How to Validate Someone’s Credibility through Conversation

I recently wrote a blog post that explained the similarities between credibility and reputation. We all experience those days when you are introduced to a whole new group of people. It is during times like these when your credibility takes over, and your reputation goes through the window; when you cannot fall back on Instagram, Facebook, LinkedIn, Twitter, your blog, or even your resume. You have to rely on the most unappreciated tool that we all have: your word.

Linguistics says a lot about us more than what our conscious mind can even pick up. The English language is truly a remarkable language to speak fluently. There are so many ways to say the same thing, and what most of us don’t even take the time to consider is why some people use certain words. For example here are three similar sentences.

 

“I’m going to see it through.”

“I’m going to hear it through.”

“I’m going to follow it through.”

 

The conscious mind is constantly stringing in thoughts together to put into sentences, but our unconscious mind is the one providing all the words that we connect to make them. When you consider the deeper meaning as to why certain people choose specific words, you can understand the hidden meaning behind what they are saying. Your voice has power and the words behind your voice are what give it strength to captivate the people around you.

For every practical piece of advice you apply to yourself you can use it as a measure for someone else. You can see what they are applying and, more importantly, what they are doing the complete opposite of. An example would be body language. From Amy Cuddy’s amazing TED Talk on body language, she conducted a study that showed being in power stances increase testosterone levels while being in weak stances produced more cortisol. Body language is unconscious behavior, but when you are consciously aware of it, you can then reprogram your subconscious mind to correct itself, fix your posture, and build your confidence.

The same applies when observing someone. Most of the time, you can just take a look at someone’s demeanor and immediately know his or her level of success. There is an attitude and confidence associated with having credibility, that which is unspoken but understood. This isn’t something that you are born with or get overnight; it is something that is developed. Having this attitude and confidence doesn’t have to do with money. They are vibes that you can sense, when the person has attained a given level of achievement.

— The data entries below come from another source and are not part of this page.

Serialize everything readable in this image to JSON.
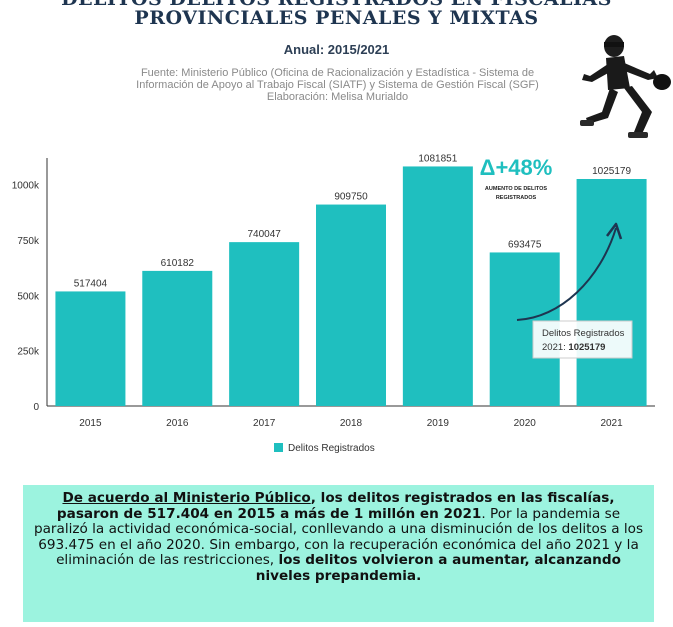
{
  "header": {
    "title_line1": "DELITOS DELITOS REGISTRADOS EN FISCALÍAS",
    "title_line2": "PROVINCIALES PENALES Y MIXTAS",
    "subtitle": "Anual: 2015/2021",
    "source_line1": "Fuente: Ministerio Público (Oficina de Racionalización y Estadística - Sistema de",
    "source_line2": "Información de Apoyo al Trabajo Fiscal (SIATF) y Sistema de Gestión Fiscal (SGF)",
    "source_line3": "Elaboración: Melisa Murialdo"
  },
  "chart_data": {
    "type": "bar",
    "categories": [
      "2015",
      "2016",
      "2017",
      "2018",
      "2019",
      "2020",
      "2021"
    ],
    "series": [
      {
        "name": "Delitos Registrados",
        "values": [
          517404,
          610182,
          740047,
          909750,
          1081851,
          693475,
          1025179
        ]
      }
    ],
    "data_labels": [
      "517404",
      "610182",
      "740047",
      "909750",
      "1081851",
      "693475",
      "1025179"
    ],
    "y_ticks": [
      0,
      250000,
      500000,
      750000,
      1000000
    ],
    "y_tick_labels": [
      "0",
      "250k",
      "500k",
      "750k",
      "1000k"
    ],
    "ylim": [
      0,
      1120000
    ],
    "color": "#1fbfbf",
    "legend": {
      "position": "bottom",
      "label": "Delitos Registrados"
    },
    "grid": false,
    "annotation": {
      "big": "Δ+48%",
      "small_line1": "AUMENTO DE DELITOS",
      "small_line2": "REGISTRADOS"
    },
    "tooltip": {
      "line1": "Delitos Registrados",
      "line2_prefix": "2021: ",
      "line2_value": "1025179"
    }
  },
  "summary": {
    "p1": "De acuerdo al Ministerio Público",
    "p2": ", los delitos registrados en las fiscalías, pasaron de 517.404 en 2015 a más de 1 millón en 2021",
    "p3": ". Por la pandemia se paralizó la actividad económica-social, conllevando a una disminución de los delitos a los 693.475 en el año 2020. Sin embargo, con la recuperación económica del año 2021 y la eliminación de las restricciones, ",
    "p4": "los delitos volvieron a aumentar, alcanzando niveles prepandemia."
  }
}
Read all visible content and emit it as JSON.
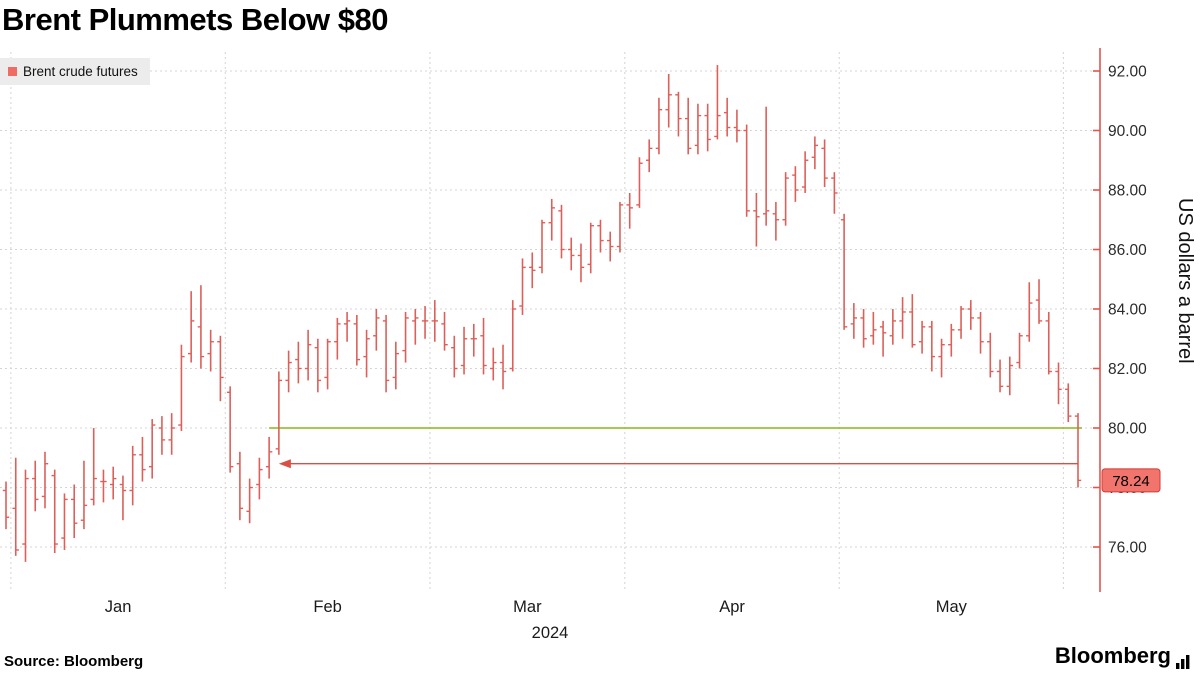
{
  "header": {
    "title": "Brent Plummets Below $80"
  },
  "legend": {
    "label": "Brent crude futures",
    "marker_color": "#ef6c62"
  },
  "footer": {
    "source": "Source: Bloomberg",
    "brand": "Bloomberg"
  },
  "chart_data": {
    "type": "ohlc",
    "title": "Brent Plummets Below $80",
    "series_name": "Brent crude futures",
    "ylabel": "US dollars a barrel",
    "ylim": [
      75.5,
      92.5
    ],
    "y_ticks": [
      76,
      78,
      80,
      82,
      84,
      86,
      88,
      90,
      92
    ],
    "grid": "dashed",
    "legend_position": "top-left",
    "axis_side": "right",
    "last_price": 78.24,
    "badge_label": "78.24",
    "year_label": "2024",
    "x_month_labels": [
      {
        "month": "2024-01",
        "label": "Jan"
      },
      {
        "month": "2024-02",
        "label": "Feb"
      },
      {
        "month": "2024-03",
        "label": "Mar"
      },
      {
        "month": "2024-04",
        "label": "Apr"
      },
      {
        "month": "2024-05",
        "label": "May"
      }
    ],
    "reference_line": {
      "value": 80.0,
      "color": "#86b917",
      "start_index": 27
    },
    "arrow": {
      "value": 78.8,
      "color": "#d94f46",
      "direction": "left",
      "tip_index": 28,
      "tail_index": 110
    },
    "colors": {
      "bar": "#dc6059",
      "axis": "#e2544d",
      "grid": "#d4d4d4",
      "badge_bg": "#f2756d",
      "badge_border": "#cf3a33"
    },
    "bar_format": [
      "date",
      "open",
      "high",
      "low",
      "close"
    ],
    "bars": [
      [
        "2023-12-29",
        77.9,
        78.2,
        76.6,
        77.0
      ],
      [
        "2024-01-02",
        77.3,
        79.0,
        75.7,
        75.9
      ],
      [
        "2024-01-03",
        76.1,
        78.6,
        75.5,
        78.3
      ],
      [
        "2024-01-04",
        78.3,
        78.9,
        77.2,
        77.6
      ],
      [
        "2024-01-05",
        77.7,
        79.2,
        77.3,
        78.8
      ],
      [
        "2024-01-08",
        78.4,
        78.6,
        75.8,
        76.1
      ],
      [
        "2024-01-09",
        76.3,
        77.8,
        75.9,
        77.6
      ],
      [
        "2024-01-10",
        77.6,
        78.1,
        76.3,
        76.8
      ],
      [
        "2024-01-11",
        76.9,
        78.9,
        76.6,
        77.4
      ],
      [
        "2024-01-12",
        77.6,
        80.0,
        77.4,
        78.3
      ],
      [
        "2024-01-15",
        78.2,
        78.6,
        77.5,
        78.2
      ],
      [
        "2024-01-16",
        78.1,
        78.7,
        77.6,
        78.3
      ],
      [
        "2024-01-17",
        78.1,
        78.4,
        76.9,
        77.9
      ],
      [
        "2024-01-18",
        77.9,
        79.4,
        77.4,
        79.1
      ],
      [
        "2024-01-19",
        79.1,
        79.7,
        78.2,
        78.6
      ],
      [
        "2024-01-22",
        78.7,
        80.3,
        78.3,
        80.1
      ],
      [
        "2024-01-23",
        80.0,
        80.4,
        79.1,
        79.6
      ],
      [
        "2024-01-24",
        79.6,
        80.5,
        79.1,
        80.0
      ],
      [
        "2024-01-25",
        80.1,
        82.8,
        79.9,
        82.4
      ],
      [
        "2024-01-26",
        82.5,
        84.6,
        82.2,
        83.6
      ],
      [
        "2024-01-29",
        83.4,
        84.8,
        82.0,
        82.4
      ],
      [
        "2024-01-30",
        82.5,
        83.3,
        81.9,
        82.9
      ],
      [
        "2024-01-31",
        82.9,
        83.1,
        80.9,
        81.7
      ],
      [
        "2024-02-01",
        81.2,
        81.4,
        78.5,
        78.7
      ],
      [
        "2024-02-02",
        78.8,
        79.2,
        76.9,
        77.3
      ],
      [
        "2024-02-05",
        77.2,
        78.3,
        76.8,
        78.0
      ],
      [
        "2024-02-06",
        78.1,
        79.0,
        77.6,
        78.6
      ],
      [
        "2024-02-07",
        78.7,
        79.7,
        78.3,
        79.2
      ],
      [
        "2024-02-08",
        79.3,
        81.9,
        79.1,
        81.6
      ],
      [
        "2024-02-09",
        81.6,
        82.6,
        81.2,
        82.2
      ],
      [
        "2024-02-12",
        82.3,
        82.9,
        81.5,
        82.0
      ],
      [
        "2024-02-13",
        82.0,
        83.3,
        81.6,
        82.8
      ],
      [
        "2024-02-14",
        82.7,
        83.0,
        81.2,
        81.6
      ],
      [
        "2024-02-15",
        81.7,
        83.0,
        81.3,
        82.9
      ],
      [
        "2024-02-16",
        82.9,
        83.7,
        82.3,
        83.5
      ],
      [
        "2024-02-19",
        83.5,
        83.9,
        82.9,
        83.6
      ],
      [
        "2024-02-20",
        83.5,
        83.8,
        82.1,
        82.3
      ],
      [
        "2024-02-21",
        82.4,
        83.3,
        81.7,
        83.0
      ],
      [
        "2024-02-22",
        83.1,
        84.0,
        82.6,
        83.7
      ],
      [
        "2024-02-23",
        83.6,
        83.8,
        81.2,
        81.6
      ],
      [
        "2024-02-26",
        81.7,
        82.9,
        81.3,
        82.5
      ],
      [
        "2024-02-27",
        82.6,
        83.9,
        82.2,
        83.7
      ],
      [
        "2024-02-28",
        83.6,
        84.0,
        82.8,
        83.7
      ],
      [
        "2024-02-29",
        83.6,
        84.1,
        83.0,
        83.6
      ],
      [
        "2024-03-01",
        83.6,
        84.3,
        82.9,
        83.6
      ],
      [
        "2024-03-04",
        83.5,
        83.9,
        82.6,
        82.8
      ],
      [
        "2024-03-05",
        82.7,
        83.1,
        81.7,
        82.0
      ],
      [
        "2024-03-06",
        82.1,
        83.4,
        81.8,
        83.0
      ],
      [
        "2024-03-07",
        83.0,
        83.5,
        82.4,
        83.0
      ],
      [
        "2024-03-08",
        83.1,
        83.7,
        81.8,
        82.1
      ],
      [
        "2024-03-11",
        82.0,
        82.7,
        81.6,
        82.2
      ],
      [
        "2024-03-12",
        82.2,
        82.8,
        81.3,
        81.9
      ],
      [
        "2024-03-13",
        82.0,
        84.3,
        81.9,
        84.0
      ],
      [
        "2024-03-14",
        84.1,
        85.7,
        83.8,
        85.4
      ],
      [
        "2024-03-15",
        85.4,
        85.9,
        84.7,
        85.3
      ],
      [
        "2024-03-18",
        85.4,
        87.0,
        85.2,
        86.9
      ],
      [
        "2024-03-19",
        86.9,
        87.7,
        86.3,
        87.4
      ],
      [
        "2024-03-20",
        87.3,
        87.5,
        85.7,
        86.0
      ],
      [
        "2024-03-21",
        86.0,
        86.4,
        85.3,
        85.8
      ],
      [
        "2024-03-22",
        85.8,
        86.2,
        84.9,
        85.4
      ],
      [
        "2024-03-25",
        85.5,
        86.9,
        85.2,
        86.8
      ],
      [
        "2024-03-26",
        86.8,
        87.0,
        85.9,
        86.3
      ],
      [
        "2024-03-27",
        86.3,
        86.6,
        85.6,
        86.1
      ],
      [
        "2024-03-28",
        86.1,
        87.6,
        85.9,
        87.5
      ],
      [
        "2024-04-01",
        87.5,
        87.9,
        86.7,
        87.4
      ],
      [
        "2024-04-02",
        87.5,
        89.1,
        87.4,
        88.9
      ],
      [
        "2024-04-03",
        89.0,
        89.7,
        88.6,
        89.4
      ],
      [
        "2024-04-04",
        89.4,
        91.1,
        89.2,
        90.7
      ],
      [
        "2024-04-05",
        90.7,
        91.9,
        90.1,
        91.2
      ],
      [
        "2024-04-08",
        91.2,
        91.3,
        89.8,
        90.4
      ],
      [
        "2024-04-09",
        90.4,
        91.1,
        89.2,
        89.4
      ],
      [
        "2024-04-10",
        89.5,
        90.9,
        89.2,
        90.5
      ],
      [
        "2024-04-11",
        90.5,
        90.9,
        89.3,
        89.7
      ],
      [
        "2024-04-12",
        89.8,
        92.2,
        89.7,
        90.5
      ],
      [
        "2024-04-15",
        90.6,
        91.1,
        89.8,
        90.1
      ],
      [
        "2024-04-16",
        90.1,
        90.7,
        89.6,
        90.0
      ],
      [
        "2024-04-17",
        90.0,
        90.2,
        87.1,
        87.3
      ],
      [
        "2024-04-18",
        87.3,
        87.9,
        86.1,
        87.1
      ],
      [
        "2024-04-19",
        87.2,
        90.8,
        86.8,
        87.3
      ],
      [
        "2024-04-22",
        87.2,
        87.6,
        86.3,
        87.0
      ],
      [
        "2024-04-23",
        87.0,
        88.6,
        86.8,
        88.4
      ],
      [
        "2024-04-24",
        88.5,
        88.8,
        87.6,
        88.0
      ],
      [
        "2024-04-25",
        88.1,
        89.3,
        87.9,
        89.0
      ],
      [
        "2024-04-26",
        89.1,
        89.8,
        88.7,
        89.5
      ],
      [
        "2024-04-29",
        89.4,
        89.7,
        88.1,
        88.4
      ],
      [
        "2024-04-30",
        88.4,
        88.6,
        87.2,
        87.9
      ],
      [
        "2024-05-01",
        87.0,
        87.2,
        83.3,
        83.4
      ],
      [
        "2024-05-02",
        83.5,
        84.2,
        83.0,
        83.7
      ],
      [
        "2024-05-03",
        83.7,
        84.0,
        82.7,
        83.0
      ],
      [
        "2024-05-06",
        83.1,
        83.9,
        82.8,
        83.3
      ],
      [
        "2024-05-07",
        83.4,
        83.6,
        82.4,
        83.2
      ],
      [
        "2024-05-08",
        83.1,
        84.0,
        82.8,
        83.6
      ],
      [
        "2024-05-09",
        83.6,
        84.4,
        83.0,
        83.9
      ],
      [
        "2024-05-10",
        83.9,
        84.5,
        82.7,
        82.8
      ],
      [
        "2024-05-13",
        82.9,
        83.6,
        82.5,
        83.4
      ],
      [
        "2024-05-14",
        83.4,
        83.6,
        81.9,
        82.4
      ],
      [
        "2024-05-15",
        82.4,
        83.0,
        81.7,
        82.8
      ],
      [
        "2024-05-16",
        82.8,
        83.5,
        82.4,
        83.3
      ],
      [
        "2024-05-17",
        83.3,
        84.1,
        83.0,
        84.0
      ],
      [
        "2024-05-20",
        84.0,
        84.3,
        83.3,
        83.7
      ],
      [
        "2024-05-21",
        83.7,
        83.9,
        82.5,
        82.9
      ],
      [
        "2024-05-22",
        82.9,
        83.2,
        81.7,
        81.9
      ],
      [
        "2024-05-23",
        81.9,
        82.3,
        81.2,
        81.4
      ],
      [
        "2024-05-24",
        81.4,
        82.4,
        81.1,
        82.1
      ],
      [
        "2024-05-27",
        82.2,
        83.2,
        82.0,
        83.1
      ],
      [
        "2024-05-28",
        83.1,
        84.9,
        82.9,
        84.2
      ],
      [
        "2024-05-29",
        84.3,
        85.0,
        83.5,
        83.6
      ],
      [
        "2024-05-30",
        83.6,
        83.9,
        81.8,
        81.9
      ],
      [
        "2024-05-31",
        81.9,
        82.2,
        80.8,
        81.3
      ],
      [
        "2024-06-03",
        81.3,
        81.5,
        80.2,
        80.4
      ],
      [
        "2024-06-04",
        80.4,
        80.5,
        78.0,
        78.24
      ]
    ]
  }
}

People reveal who they are all of the time, without knowing. There are several way that you can see someone’s true colors. When I write a blog post, I usually write half of it off the top of my head, and the second half will be based on relevant research. After doing some research on validating credibility, I found that some of the techniques sources mention are quite ridiculous. One post suggested that you judge a man by his outfit. I would have to disagree unless he was dressed like a homeless man (Yeezy). Most millionaires I know wear the same outfit every day. Check out my decision fatigue post on how Mark Zuckerberg wears only one outfit (owning several of the same outfit).

The best technique I have learned to test someone’s credibility is to have them speak about a topic you are very knowledgeable of and ask questions. They say not to judge a man by his answers only by his questions. When you are validating the credibility of someone who claims to have successfully launched a business, ask questions that you know the answer too just to hear his explanation. There are a whole array of possible questions to ask, relating business, relations, coaching, teaching, investments, and much more.

Validating someone’s credibility is important. You are who you surround yourself with, and making sure the people around you who are what they say they are is important to keeping you at your best. You need to make sure that you aren’t wasting your time with whomever you are going to have a meeting over coffee with. You need to value your most important commodity, which is time.

When asking someone information that you already know about, a couple things happens in the mind. For one, we experience confirmation bias as we tend to only filter things that follow our beliefs and reject those that do not. We basically let in what we agree with and push away what we disagree with. When validating someone’s credibility instead of pushing away things that do not confirm our beliefs we must observe them.

Observation is the most underrated tool we have as human beings. We may look at someone when he or she is talking, but we don’t really focus else on what is really going on: how they are speaking, their body language, their word choice, their eye patterns, aspects of their voice (e.g., their tonality), and so much more. Besides everything we see from the exterior, we need to understand what is happening to them on the inside. We need to look past our own stubbornness and understand what they are saying.

In all if you are an expert at marketing, act as if they are more intelligent than you on the topic, and ask questions that you already know the answer to. That way, you can focus on what they are saying, how they are saying it, and the value of what they are saying. Since you already know the answer to the question, you can then evaluate the person’s intelligence by the answer they choose, as a conversational pre-qualifier. There is not a universal question, but anyone can come up with one of their own.